LENDING A HELPING HAND
The group certainly prides itself on its ability to help others.
“For 10 years, the PSL Business Women has participated in and sponsored the Making Strides Against Breast Cancer Walk,” Kamm says. “We have raised more than $16,000 for the American Cancer Society to provide free rides to cancer patients, provide wigs free of charge to women, and to support the search for a cure, education, and outreach.”
For 29 years, it has held an annual fashion show, a sellout event that is the talk of the town, to raise funds for local nonprofit agencies serving women and children and scholarships for women attending Indian River State College. To date, more than $200,000 in grants has been awarded. Through the Business Women’s partnership with Indian River State College, 68 women have benefited from awards of $124,500 in scholarships to continue their education.
And in September, grants totaling $10,000 were awarded to seven Treasure Coast nonprofit organizations that benefit women and children in the community.
Donna DeMarchi, an attorney who handles personal injury cases, is the current president. She has lived in Port St. Lucie since 1986 and has been with the PSLBW group for about nine years.
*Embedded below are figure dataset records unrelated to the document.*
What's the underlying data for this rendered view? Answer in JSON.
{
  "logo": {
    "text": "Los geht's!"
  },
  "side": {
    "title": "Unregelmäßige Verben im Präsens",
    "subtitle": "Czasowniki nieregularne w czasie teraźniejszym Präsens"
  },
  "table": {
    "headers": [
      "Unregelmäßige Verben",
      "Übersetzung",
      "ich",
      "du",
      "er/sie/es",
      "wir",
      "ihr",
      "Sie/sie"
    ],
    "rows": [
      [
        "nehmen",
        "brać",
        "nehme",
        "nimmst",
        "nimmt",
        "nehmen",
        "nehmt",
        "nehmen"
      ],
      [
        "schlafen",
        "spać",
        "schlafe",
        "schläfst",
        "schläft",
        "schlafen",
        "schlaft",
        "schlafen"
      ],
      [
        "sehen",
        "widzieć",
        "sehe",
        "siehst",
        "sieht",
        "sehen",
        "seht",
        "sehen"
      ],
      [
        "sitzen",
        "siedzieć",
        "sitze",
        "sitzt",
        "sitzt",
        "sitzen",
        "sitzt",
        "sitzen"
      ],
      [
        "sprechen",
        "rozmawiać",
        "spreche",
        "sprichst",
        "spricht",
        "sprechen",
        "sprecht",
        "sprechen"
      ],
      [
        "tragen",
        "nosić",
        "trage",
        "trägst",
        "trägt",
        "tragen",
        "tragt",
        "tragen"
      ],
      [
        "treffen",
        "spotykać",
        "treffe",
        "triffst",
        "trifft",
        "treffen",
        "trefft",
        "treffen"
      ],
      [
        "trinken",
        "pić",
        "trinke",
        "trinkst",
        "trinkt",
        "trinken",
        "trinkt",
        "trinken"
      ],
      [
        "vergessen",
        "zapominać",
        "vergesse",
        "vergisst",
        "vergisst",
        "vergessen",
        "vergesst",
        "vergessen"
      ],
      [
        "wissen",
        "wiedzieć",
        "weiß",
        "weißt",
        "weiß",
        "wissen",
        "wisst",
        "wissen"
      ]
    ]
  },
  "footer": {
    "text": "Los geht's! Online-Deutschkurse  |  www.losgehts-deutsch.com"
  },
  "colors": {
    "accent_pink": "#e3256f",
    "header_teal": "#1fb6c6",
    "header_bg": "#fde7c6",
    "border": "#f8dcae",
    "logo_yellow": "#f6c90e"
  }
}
“I was recruited to join Port St. Lucie Business Women by a colleague in the legal field, Robin Delgado,” DeMarchi says. “I was drawn to this organization because of their community programs providing both scholarships to students at IRSC as well as grants to area nonprofit organizations.”
PLANNING AN ANNIVERSARY
While the pandemic has certainly changed the trajectory for some of its annual events, the group has not let it keep them down. Members have continued to meet monthly via Zoom and are still planning on celebrating their 40-year anniversary, the Ruby Jubilee, in the spring.
“Many of our programs were highly reliant on one of our larger annual fundraisers, which we were not able to hold this year due to the pandemic,” DeMarchi says. “So right now our strategies are to find fun, creative and safe ways to ensure the viability of our scholarship and grant programs for 2021. I am very pleased to report that because of the efforts of several of our members, we should be perfectly fine.”
As far as their membership demographic goes, they are either owners or management level employees of their respective businesses.
“We have no target business areas per se, and we have an incredibly diverse group made up of bankers, insurance brokers, real estate brokers, attorneys, medical professionals, marketing professionals,” DeMarchi says. “You name it, we likely have it. It is not about what business they are in, rather, it is about their dedication to supporting each other and the organization.”
One of the group’s lesser known contributions is its idea for the city’s slogan: A City for All Ages. In the late 1990s, when the city called for slogan suggestions, it was the PSLBW’s submission that was chosen.
In 2011, all the years of hard work and dedication to the community was noted when the group was given the Spirit of St. Lucie Award from the United Way of St. Lucie County.
In 2015, to commemorate its 35th anniversary, a live oak was planted at city hall and a plaque dedication ceremony was held in the group’s honor.
“This year, to commemorate our 40th anniversary or Ruby Jubilee, we are working with Yellowstone Landscape, who donated the live oak for our 35th anniversary,” Kamm says. “They will be providing the design, materials and labor to install a brick paver pathway extending from the sidewalk to the tree.”
As a fundraiser and as a way to customize the pathway, the group has invited the community to be part of its celebration and purchase an engraved brick to honor someone, memorialize someone special, celebrate a special event or showcase a business in front of city hall. Each personalized brick becomes a lasting tribute that will be seen and remembered by visitors, guests and members of our community.